In the mid-2000s, the station finally found a formula that improved its ratings, one centered around weather: forecasts were moved to the lead story in each WPBF newscast. After seeing ratings increases, channel 25 added 4 p.m. and 5:30 a.m. newscasts in 2006. Weekend morning and weekday 5 a.m. newscasts were added in 2008. The steady climb made WPBF a solid contender for second alongside WPEC by 2014, though both stations still trailed longtime market leader WPTV. After The Ellen DeGeneres Show ended its run in 2022, WPBF reintroduced a 4 p.m. news hour. The next year, the station debuted a 10 p.m. newscast on its MeTV subchannel, lengthened its noon news to an hour, and launched a weekly public affairs show, On the Record. By January 2024, WPBF led in local news ratings at 5, 6, and 11 p.m., with WPTV coming in second in all three time slots.

===Notable former on-air talent===
- Victor Blackwell, anchor
- Stefan Holt, reporter and anchor
- Glenn Schwartz, meteorologist

==Technical information==
===Subchannels===
WPBF's transmitter is located in Palm City, southwest of I-95. The station's signal is multiplexed:

Subchannels of WPBF
| Subchannel | Res.Tooltip Display resolution | Short name | Programming |
| 25.1 | 720p | WPBF | ABC |
| 25.2 | 480i | ESTRELL | Estrella TV |
| 25.3 | CRIME | True Crime Network |
| 25.4 | STORY | Story Television |
| 25.5 | MeTV | MeTV |
| 48.4 | 480i | Rewind | Rewind TV (WWHB-CD) |

Estrella TV was added as a subchannel in 2009, replacing a weather subchannel. The Rewind TV subchannel of WWHB-CD moved to the WPBF multiplex in March 2022, when that station became the first West Palm Beach market transmitter for ATSC 3.0 (NextGen TV). In exchange, WPBF is hosted in that format on the WWHB-CD multiplex.

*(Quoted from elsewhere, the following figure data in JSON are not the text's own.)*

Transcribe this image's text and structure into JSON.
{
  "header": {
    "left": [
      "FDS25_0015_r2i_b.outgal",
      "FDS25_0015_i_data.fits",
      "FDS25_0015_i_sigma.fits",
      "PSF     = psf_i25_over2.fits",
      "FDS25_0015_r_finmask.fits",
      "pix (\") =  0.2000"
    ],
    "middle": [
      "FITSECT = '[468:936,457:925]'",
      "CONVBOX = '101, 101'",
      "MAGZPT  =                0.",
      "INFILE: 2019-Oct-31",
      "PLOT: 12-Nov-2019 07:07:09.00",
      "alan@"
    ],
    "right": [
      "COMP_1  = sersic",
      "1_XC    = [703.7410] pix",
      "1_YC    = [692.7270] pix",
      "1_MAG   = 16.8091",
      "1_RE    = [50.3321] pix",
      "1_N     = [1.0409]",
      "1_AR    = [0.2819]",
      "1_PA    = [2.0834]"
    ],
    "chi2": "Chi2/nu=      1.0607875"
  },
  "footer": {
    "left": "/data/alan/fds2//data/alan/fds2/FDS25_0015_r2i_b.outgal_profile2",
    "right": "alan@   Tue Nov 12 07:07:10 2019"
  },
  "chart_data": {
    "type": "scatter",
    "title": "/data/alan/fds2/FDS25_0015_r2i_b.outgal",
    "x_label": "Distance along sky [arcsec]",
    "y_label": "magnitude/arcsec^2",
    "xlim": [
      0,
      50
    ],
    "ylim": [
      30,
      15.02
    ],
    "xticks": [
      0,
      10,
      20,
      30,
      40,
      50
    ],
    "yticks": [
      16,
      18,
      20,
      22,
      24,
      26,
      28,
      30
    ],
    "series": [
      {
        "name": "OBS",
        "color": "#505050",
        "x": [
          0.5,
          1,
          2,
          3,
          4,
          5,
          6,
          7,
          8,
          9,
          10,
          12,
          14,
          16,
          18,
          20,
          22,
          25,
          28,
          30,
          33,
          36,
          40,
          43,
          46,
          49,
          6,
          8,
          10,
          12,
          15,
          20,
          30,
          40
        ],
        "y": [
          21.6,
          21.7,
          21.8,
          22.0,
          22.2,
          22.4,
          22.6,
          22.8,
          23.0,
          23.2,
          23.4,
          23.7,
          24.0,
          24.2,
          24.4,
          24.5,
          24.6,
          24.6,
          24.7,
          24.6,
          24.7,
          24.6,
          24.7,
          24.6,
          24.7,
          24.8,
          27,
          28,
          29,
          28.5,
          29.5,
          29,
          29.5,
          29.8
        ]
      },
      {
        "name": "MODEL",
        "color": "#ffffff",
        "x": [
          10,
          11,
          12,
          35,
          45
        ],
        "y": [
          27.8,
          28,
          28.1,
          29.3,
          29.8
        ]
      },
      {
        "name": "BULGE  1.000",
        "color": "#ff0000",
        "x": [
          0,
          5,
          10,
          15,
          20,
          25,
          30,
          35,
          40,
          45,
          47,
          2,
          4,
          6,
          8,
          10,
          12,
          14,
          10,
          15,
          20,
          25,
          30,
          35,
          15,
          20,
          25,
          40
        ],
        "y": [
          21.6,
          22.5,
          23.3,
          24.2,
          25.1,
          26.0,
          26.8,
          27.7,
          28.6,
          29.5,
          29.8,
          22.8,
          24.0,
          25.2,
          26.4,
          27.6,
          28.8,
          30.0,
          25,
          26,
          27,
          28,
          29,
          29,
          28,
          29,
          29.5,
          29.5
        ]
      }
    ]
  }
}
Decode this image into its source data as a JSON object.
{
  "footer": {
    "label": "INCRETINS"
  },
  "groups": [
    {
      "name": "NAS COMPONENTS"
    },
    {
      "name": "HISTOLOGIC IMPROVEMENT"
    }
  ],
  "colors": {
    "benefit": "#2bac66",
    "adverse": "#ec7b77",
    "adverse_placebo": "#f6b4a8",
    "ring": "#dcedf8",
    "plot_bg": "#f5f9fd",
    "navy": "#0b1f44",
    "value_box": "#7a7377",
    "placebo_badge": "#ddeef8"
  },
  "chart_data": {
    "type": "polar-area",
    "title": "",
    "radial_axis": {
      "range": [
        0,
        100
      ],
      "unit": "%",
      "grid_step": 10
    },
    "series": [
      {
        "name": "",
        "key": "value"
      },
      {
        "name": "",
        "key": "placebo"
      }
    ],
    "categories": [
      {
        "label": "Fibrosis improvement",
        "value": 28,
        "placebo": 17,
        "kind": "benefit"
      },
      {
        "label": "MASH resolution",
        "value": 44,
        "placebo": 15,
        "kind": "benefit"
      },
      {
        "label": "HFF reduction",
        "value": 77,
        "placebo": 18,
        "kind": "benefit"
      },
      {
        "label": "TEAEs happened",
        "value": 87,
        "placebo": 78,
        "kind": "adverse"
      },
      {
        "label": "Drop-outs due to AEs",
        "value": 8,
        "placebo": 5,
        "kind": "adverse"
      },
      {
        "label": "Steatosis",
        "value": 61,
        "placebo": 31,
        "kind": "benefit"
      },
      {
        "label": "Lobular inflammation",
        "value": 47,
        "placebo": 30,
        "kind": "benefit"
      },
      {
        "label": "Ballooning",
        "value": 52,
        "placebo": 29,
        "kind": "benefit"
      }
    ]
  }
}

===Analog-to-digital conversion===
WPBF discontinued regular programming on its analog signal, over UHF channel 25, at 11:59 p.m. on June 12, 2009, the official date on which full-power television stations in the United States transitioned from analog to digital broadcasts under federal mandate. The station's digital signal remained on its pre-transition UHF channel 16, using virtual channel 25.

As part of the SAFER Act, WPBF kept its analog signal on the air until July 12 to inform viewers of the digital television transition through a loop of public service announcements from the National Association of Broadcasters.